6. That leaves the offence under Section 211 of Indian Penal Code said to have been committed by respondent No. 1, inasmuch as he caused any criminal proceeding being instituted with intent to cause injury to the applicants, or about having falsely charged them for having committed an offence of robbery, by lodging a first information report Ex. 17 before the Police Patel, and in that respondents Nos. 2 and 3 are said to have abetted the commission thereof and that way liable under Section 211 read with Section 114 of the Indian Penal Code. There is obviously no bar in law to proceed against them. Before sanctioning any such prosecution by any Court under Section 476 of the Criminal Procedure Code, two conditions are essential to be established. The first is that the Court should be satisfied that there is a reasonable probability of establishing the charge sought to be levelled against these persons and secondly, that it should be of the opinion that it is expedient in the interests of justice to grant any such sanction. In this respect, Mr. Desai invited a reference to certain observations made in the case of Jadu Nandan Singh v. Emperor ILR 37 Cal. 250. They run thus:

The principle which should guide Courts in taking action under Section 195 or 476 is now well settled. No sanction should be granted unless there is a reasonable probability of conviction. It would be an abuse of the powers vested in a Court of Justice if sanction were given or upheld on the principle that, though the conviction of the party complained against is a mere possibility, it is desirable that the matter should be thrashed out, so that it may be decided whether or not an offence has been committed. No doubt the authority which is called upon to grant a sanction under Section 195, or to take action under Section 476, need not, and should not, decide the question of guilt or innocence of the party against whom proceedings are to be instituted; but great care and caution are required before the Criminal law is set in motion, and there must be reasonable foundation for the charge in respect of which prosecution is sanctioned or directed.
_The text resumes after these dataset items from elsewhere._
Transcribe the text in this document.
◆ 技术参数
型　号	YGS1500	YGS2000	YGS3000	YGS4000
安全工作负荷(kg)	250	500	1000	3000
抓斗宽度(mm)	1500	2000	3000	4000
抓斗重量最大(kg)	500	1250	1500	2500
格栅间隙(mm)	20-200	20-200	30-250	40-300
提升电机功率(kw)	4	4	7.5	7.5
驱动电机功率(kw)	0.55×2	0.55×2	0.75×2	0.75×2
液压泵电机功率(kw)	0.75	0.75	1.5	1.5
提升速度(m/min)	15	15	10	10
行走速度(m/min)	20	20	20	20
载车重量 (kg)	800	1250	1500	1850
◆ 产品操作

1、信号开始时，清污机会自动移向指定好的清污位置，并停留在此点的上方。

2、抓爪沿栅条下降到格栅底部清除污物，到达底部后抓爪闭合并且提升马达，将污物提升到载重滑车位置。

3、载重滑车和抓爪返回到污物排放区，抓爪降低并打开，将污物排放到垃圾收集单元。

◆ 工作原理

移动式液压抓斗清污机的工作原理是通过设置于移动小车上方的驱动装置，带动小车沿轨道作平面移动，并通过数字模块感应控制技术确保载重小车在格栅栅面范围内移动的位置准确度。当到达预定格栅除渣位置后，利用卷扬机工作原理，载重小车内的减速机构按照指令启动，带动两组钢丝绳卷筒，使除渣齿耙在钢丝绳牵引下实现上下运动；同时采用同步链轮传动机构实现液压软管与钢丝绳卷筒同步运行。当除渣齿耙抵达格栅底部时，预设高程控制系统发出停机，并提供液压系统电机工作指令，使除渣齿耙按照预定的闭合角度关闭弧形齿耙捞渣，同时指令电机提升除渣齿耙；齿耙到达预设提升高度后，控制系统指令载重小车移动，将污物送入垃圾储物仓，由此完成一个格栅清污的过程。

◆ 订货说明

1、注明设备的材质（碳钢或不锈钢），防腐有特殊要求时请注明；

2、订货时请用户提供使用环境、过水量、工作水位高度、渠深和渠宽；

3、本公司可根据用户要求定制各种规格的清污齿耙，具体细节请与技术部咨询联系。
In other words, not only it should feel that an offence has been committed, but that there exists a reasonable probability and not a mere possibility of his conviction. While considering the question of expediency of interests of justice, the Court should always see that it does not become a handle in the hands of the parties who move in the matter out of spite or grudge that they bear against the other persons. With these principles we have to consider in the first place as to whether there is a reasonable probability of having the respondents convicted in respect of the offence for which they are sought to be made liable, and secondly, as to whether interests of justice require the action to be taken against all or any of them.